# Polls - Sep. 27, 2020

As the 2020 election draws nearer, national and state polls will gain increasing attention. Frequently, these polls seek to estimate the popular vote share of the presidential election by asking U.S. citizens their voting preference. This week, I will **examine if polls can be used as a good predictor for the actual election outcome.** I will do this by analyzing historical polling and voting data to see if polling has been an effective predictive model in the past. I will then see if polling data has been an effective predictor of historical elections at the state level. Finally, **I will use the models I create and 2020 polling data to predict this year’s election.**

When creating these scatter plots, which visualize the relationship between polling averages and popular vote share, I chose to use historical polling data from 6-10 weeks before the election. I chose to use this month of polling because, as of the writing of this blog, we are approximately six weeks away from the election. I wanted to use this entire month so that there would be a larger sample of polls when estimating the polling average. I also chose to divide incumbents and challengers into separate plots to see if there was a different relationship based on this characteristic. These plots make it clear that **there is some relationship between polling and voting,** but next we must ask how strong this relationship is.

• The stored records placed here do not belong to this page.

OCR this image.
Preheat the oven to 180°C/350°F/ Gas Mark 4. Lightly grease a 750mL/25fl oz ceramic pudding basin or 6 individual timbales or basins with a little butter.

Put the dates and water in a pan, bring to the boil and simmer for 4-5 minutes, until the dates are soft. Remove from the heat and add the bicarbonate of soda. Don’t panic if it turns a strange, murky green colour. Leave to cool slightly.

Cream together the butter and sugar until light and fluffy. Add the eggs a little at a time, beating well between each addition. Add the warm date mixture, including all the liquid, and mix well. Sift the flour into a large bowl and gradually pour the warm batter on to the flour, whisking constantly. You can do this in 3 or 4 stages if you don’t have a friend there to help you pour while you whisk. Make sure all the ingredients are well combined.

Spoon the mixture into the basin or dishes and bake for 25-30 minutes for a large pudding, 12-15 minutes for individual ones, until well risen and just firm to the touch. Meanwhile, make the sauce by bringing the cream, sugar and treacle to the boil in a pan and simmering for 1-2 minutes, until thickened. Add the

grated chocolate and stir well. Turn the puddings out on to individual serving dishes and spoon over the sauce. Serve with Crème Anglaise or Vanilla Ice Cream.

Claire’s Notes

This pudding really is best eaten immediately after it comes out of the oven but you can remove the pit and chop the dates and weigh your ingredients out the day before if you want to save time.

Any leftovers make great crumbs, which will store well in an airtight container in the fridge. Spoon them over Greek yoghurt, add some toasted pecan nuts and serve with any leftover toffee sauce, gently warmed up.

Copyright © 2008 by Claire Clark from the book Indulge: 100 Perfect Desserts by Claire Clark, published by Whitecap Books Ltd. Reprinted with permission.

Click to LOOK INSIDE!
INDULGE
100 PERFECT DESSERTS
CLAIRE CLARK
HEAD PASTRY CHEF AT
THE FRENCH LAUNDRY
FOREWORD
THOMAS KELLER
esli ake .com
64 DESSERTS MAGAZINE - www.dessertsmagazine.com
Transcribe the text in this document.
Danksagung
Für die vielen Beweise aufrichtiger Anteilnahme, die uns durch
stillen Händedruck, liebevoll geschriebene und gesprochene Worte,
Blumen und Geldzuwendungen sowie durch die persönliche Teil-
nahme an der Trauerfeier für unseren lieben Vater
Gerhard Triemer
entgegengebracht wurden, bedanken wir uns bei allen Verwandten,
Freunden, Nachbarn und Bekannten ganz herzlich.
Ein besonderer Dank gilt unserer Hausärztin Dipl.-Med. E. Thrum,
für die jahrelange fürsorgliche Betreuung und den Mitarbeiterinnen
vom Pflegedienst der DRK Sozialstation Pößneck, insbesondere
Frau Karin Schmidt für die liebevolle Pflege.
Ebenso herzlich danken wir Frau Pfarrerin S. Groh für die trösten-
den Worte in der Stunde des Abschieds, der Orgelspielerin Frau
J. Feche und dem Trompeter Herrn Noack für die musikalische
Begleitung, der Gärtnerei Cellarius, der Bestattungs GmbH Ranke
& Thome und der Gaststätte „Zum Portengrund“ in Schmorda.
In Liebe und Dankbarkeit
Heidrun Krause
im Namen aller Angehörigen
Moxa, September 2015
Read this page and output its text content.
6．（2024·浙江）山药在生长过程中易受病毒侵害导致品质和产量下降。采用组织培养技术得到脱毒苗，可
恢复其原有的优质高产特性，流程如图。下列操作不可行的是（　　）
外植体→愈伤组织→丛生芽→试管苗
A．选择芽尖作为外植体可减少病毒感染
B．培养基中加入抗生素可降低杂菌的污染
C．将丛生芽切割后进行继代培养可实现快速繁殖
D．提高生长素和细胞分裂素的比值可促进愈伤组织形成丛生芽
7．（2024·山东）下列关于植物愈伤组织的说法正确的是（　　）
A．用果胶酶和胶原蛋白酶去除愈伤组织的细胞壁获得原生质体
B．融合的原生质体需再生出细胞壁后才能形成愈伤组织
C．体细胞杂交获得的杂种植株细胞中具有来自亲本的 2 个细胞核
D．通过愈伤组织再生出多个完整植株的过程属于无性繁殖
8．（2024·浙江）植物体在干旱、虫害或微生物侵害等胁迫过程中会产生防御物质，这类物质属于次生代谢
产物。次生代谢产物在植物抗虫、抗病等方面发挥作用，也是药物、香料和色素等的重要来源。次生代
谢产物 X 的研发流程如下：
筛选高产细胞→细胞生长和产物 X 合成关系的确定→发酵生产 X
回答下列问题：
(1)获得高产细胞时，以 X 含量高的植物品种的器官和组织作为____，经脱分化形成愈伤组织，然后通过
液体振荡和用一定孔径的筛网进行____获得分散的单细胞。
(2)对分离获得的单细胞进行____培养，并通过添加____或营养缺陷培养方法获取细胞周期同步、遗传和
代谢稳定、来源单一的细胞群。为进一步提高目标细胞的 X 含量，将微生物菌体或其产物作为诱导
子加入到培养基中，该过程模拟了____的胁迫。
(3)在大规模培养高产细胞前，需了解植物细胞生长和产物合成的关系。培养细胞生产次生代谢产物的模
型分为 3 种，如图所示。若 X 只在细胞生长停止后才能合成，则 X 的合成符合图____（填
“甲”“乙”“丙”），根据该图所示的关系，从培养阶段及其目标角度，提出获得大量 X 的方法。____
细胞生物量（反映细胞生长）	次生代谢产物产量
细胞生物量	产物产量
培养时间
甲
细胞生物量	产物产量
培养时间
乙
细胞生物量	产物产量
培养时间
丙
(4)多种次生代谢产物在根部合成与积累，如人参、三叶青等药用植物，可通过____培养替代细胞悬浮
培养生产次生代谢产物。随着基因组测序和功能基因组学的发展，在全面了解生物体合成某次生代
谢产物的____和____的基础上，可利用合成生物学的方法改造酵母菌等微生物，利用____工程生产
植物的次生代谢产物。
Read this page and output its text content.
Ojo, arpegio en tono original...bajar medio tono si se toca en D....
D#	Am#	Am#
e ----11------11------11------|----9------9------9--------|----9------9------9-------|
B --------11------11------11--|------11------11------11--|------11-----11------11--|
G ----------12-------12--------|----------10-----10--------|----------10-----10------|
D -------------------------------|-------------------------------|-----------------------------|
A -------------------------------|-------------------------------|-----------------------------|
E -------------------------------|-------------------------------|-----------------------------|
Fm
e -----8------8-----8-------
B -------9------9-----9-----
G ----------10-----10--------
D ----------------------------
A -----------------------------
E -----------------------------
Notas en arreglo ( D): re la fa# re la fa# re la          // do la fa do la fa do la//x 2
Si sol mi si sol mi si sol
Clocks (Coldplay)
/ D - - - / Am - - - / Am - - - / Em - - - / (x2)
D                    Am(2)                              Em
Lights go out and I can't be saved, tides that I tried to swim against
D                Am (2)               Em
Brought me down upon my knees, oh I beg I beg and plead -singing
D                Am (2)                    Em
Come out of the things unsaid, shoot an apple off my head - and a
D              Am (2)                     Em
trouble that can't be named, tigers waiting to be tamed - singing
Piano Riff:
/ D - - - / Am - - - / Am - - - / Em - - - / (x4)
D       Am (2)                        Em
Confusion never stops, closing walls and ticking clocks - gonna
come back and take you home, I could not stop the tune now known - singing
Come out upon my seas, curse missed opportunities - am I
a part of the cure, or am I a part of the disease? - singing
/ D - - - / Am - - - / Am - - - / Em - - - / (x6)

In order to quantify the relationship between polling data and popular vote share, I created a linear regression. I also created a linear regression which used a combination of GDP growth in the second quarter and poll data in order to compare the effectiveness of these two models. The choice to use GDP growth in the second quarter was based on my previous modeling which showed GDP growth to be a good predictor of election outcomes. When comparing the models in the table above, **it appears that the relationship between polling averages and vote share is more prevalent for the incumbent than the challenger.** Additionally, it appears that using the combined economic and polling data is a more accurate predictor based on the slightly higher R squared scores. However, before concluding that the combined model is better, we should validate the models using out-of-sample evaluation.

## Model Validation

To avoid the negative effects of overfitting a model it is important to evaluate the model using out-of-sample evaluation. This process involves removing one year of data from the data set, remaking the predictive model, and then testing how well the model predicts the removed data. By repeating this process many times, and seeing if the model correctly predicted the popular vote share winner, we can see how valid each model is.

The model using just polls predicted the popular vote share winner correctly **90%** of the time while the model using both economic and polling data was correct only **80%** of the time. This suggests that **using only polling data may actually be a better predictive model than using both economic and polling data** despite the difference in R squared values discussed above.

## State Level Models

While considering the national popular vote is certainly important, the actual election outcome is decided by the electoral college. In order to accurately predict an electoral college outcome, it will be necessary to predict the outcome of each state through a model. After determining that using poll data alone on the national scale was an effective model, I decided to use this same approach at the state level. The charts below depict the **R squared values of predictive models based on polling data for 48 states.** I removed Nebraska and Maine from the model because the sample size of elections was too small to create a reasonable model.

From these graphs, it is apparent that the quality of the polling data model varies drastically by state. In some states, polling data explains a large percentage of the variation in the popular vote, while in others it explains almost no variation. Additionally, it appears that on average, **polling data is better at predicting incumbent vote shares than challenger vote shares at the state level.**

## Predicting 2020

Now, using the previously created predictive models, I will predict the vote shares in each of the major swing states identified in my introduction post. I will estimate the democrat’s win margin by using the models to predict the incumbent vote share, the challenger vote share, and then the difference.

According to the predictive state vote share models, **Biden will win Colorado, Florida, Nevada, and Virginia.** In this scenario, Biden would almost certainly win the general election due to the large boost in electoral votes provided by Florida. While this model is still not perfect, using polling data greatly increases the predictive power of election models during this presidential election.